The Alps: a region under pressure
The Alps are home to around 14 million inhabitants within an area of 190,000 km², but population density varies hugely from one region to the next. There is a clear distinction between the built-up valley floors and rural areas, which tend to be more isolated or at higher altitudes.
The Alps are subject to many pressures linked to transport (especially road transport), increasing urbanisation, urban sprawl, abandoned farmland and a gradual rural exodus, the winter sports industry, mass tourism, more intensive farming in the valleys and desertification in the mountains, declining biodiversity and climate change.
The pressures on the Alps as a whole obviously also affect the protected areas, particularly the consequences of climate change.

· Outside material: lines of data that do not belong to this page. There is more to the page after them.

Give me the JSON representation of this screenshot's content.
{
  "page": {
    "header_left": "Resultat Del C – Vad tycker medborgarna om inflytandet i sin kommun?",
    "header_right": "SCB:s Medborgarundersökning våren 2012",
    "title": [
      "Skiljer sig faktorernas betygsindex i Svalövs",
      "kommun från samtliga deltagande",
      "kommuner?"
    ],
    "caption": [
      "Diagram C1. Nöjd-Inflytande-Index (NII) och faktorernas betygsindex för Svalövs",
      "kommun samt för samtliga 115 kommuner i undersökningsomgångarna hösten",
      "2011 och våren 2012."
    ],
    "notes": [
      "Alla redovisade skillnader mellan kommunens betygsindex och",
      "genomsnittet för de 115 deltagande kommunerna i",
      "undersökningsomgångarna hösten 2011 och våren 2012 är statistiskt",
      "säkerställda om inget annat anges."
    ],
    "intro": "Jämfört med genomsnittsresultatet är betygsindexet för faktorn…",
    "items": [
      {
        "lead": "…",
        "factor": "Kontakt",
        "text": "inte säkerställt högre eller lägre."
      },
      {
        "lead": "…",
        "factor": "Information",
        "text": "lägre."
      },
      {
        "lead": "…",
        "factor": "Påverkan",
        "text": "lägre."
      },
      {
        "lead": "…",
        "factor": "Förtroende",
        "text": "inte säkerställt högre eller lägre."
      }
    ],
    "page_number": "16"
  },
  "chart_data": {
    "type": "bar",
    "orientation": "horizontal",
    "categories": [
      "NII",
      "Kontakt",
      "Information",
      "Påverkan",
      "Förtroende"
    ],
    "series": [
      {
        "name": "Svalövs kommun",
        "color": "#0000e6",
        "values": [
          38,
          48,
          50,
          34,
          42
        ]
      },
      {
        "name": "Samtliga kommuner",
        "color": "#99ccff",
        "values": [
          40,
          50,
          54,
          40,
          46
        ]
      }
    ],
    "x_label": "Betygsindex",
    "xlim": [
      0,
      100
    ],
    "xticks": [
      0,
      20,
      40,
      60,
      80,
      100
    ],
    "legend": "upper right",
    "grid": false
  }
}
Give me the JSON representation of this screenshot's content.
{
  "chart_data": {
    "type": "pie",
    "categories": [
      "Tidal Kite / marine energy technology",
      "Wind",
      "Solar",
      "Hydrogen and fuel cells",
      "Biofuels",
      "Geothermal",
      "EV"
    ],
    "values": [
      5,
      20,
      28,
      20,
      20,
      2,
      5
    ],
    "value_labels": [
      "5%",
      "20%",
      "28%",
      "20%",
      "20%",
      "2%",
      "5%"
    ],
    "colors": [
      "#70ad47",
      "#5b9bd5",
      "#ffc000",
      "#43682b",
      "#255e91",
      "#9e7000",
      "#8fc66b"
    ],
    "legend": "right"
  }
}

So there are now new issues to be addressed: developing soft mobility options within and for getting to the protected areas, establishing a cross-border Alpine ecological network, supporting ecologically-friendly construction and renovation techniques, realigning the economy (particularly in terms of services and agricultural produce), supporting quality farming practices that respect the environment, managing water resources, combatting climate change...
The role of the Alpine protected areas
The protected areas are both a reference point and a laboratory. They have been able to experiment with new ideas for creating a more sustainable way of life for rural mountain regions.
Thus experimentation, innovation and sharing good practices and lessons learned at an international level is essential for the protected areas.